Where the all-abilities park lies right now was intended to have been part of the office-park development that Anderson Development did in South Jordan. 

Learning of the development plans, greenspace activist from 1996 to the present, Tobias waged a notorious anti-development campaign of the Jordan River Bottoms area. 

Due to the ceaseless efforts of Tobias and others she recruited from her neighborhood, hundreds of residents started coming to public hearings to protest what was seen as a massive, inappropriate co-opted development of the Jordan River riparian river bottoms that were gifted to SoJo from the state or Utah and earmarked as a park for the city. 

The grassroots-greenspace recruiting efforts of Tobias and colleague Judy Feld galvanized anti-river bottoms development and were so successful that the SoJo public hearings needed to be re-routed to the South Jordan Middle School to accommodate the hundreds showing up. 

Anderson Development retaliated with the hammer of threat, sending warning letters to Tobias and Feld. Multi-million-dollar lawsuits against the two ensued.

Ultimately, the matter went to the Utah Supreme Court. The court ruled that the lawsuit against Tobias and Feld and 20 unnamed “Jane and John Does” from their neighborhood who had joined them in supporting their greenspace defense, unconstitutionally chilled freedom of speech and public participation.

Even though “right” by the court and protecting free-speech for others in Utah challenging developers in public hearings, their actions came at a high cost.

Tobias and Feld reported having exhausted personal funds and even having second-mortgaged their homes to defend themselves to what the court ultimately determined was an unrighteous violation of the Citizen Participation in Government Act.

Teary-eyed ribbon cutting and a legacy already enjoying the park

At the July ribbon-cutting ceremony for the new park, a teary-eyed, painfully victorious Tobias, who stood, anonymous, a spectator to the ceremony, told city council members how much she appreciates the park. “It was a big effort,” she acknowledged.

The irony is huge in that also in attendance at the July ribbon cutting for Tobias Park—oops, East Riverfront Park—was Tobias’s 2-year-old grandson, Boston, who had actually broken his leg while playing on a slide at another, non-inclusive, non-all-abilities park.

“Boston and all of us had been sad about his leg—that he broke on a slide at a regular park—so we were all in heaven!” Tobias said.

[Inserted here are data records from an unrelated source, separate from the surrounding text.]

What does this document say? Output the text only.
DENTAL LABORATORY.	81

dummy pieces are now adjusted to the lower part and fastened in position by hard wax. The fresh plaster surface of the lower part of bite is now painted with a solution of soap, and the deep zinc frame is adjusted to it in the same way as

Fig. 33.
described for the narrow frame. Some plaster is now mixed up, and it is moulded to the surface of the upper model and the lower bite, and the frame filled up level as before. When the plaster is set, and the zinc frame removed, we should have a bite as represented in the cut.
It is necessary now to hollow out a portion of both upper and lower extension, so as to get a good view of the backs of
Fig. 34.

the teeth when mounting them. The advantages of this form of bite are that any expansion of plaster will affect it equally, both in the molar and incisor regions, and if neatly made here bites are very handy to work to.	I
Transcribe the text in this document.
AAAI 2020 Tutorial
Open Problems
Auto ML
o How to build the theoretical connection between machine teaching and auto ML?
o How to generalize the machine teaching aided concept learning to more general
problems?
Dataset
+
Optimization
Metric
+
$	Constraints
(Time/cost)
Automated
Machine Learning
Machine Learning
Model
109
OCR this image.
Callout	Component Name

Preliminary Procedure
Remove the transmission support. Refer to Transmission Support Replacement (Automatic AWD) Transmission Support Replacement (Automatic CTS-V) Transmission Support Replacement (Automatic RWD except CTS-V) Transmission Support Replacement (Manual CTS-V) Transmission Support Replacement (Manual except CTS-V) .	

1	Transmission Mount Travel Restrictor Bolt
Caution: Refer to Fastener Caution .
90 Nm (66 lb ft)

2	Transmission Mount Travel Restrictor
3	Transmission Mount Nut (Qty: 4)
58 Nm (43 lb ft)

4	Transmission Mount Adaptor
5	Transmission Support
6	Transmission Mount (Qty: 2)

Boston’s full enjoyment of the park pays off comments that Don Tingey, strategic services director with South Jordan City, made to the South Jordan Journal two years ago, when the city first released the design for the park—“It’s the kind of park where a 2-year-old will be able to play on it with his 5-, 6- or 7-year old sibling.”

That 2-year-old can indeed now play with siblings and friends, yes, and—thanks to the new all-ages, all-inclusive, freedom-of-speech defined park—a broken-legged 2-year-old can play on all elements of the park with his greenspace- and free-speech activist grandma.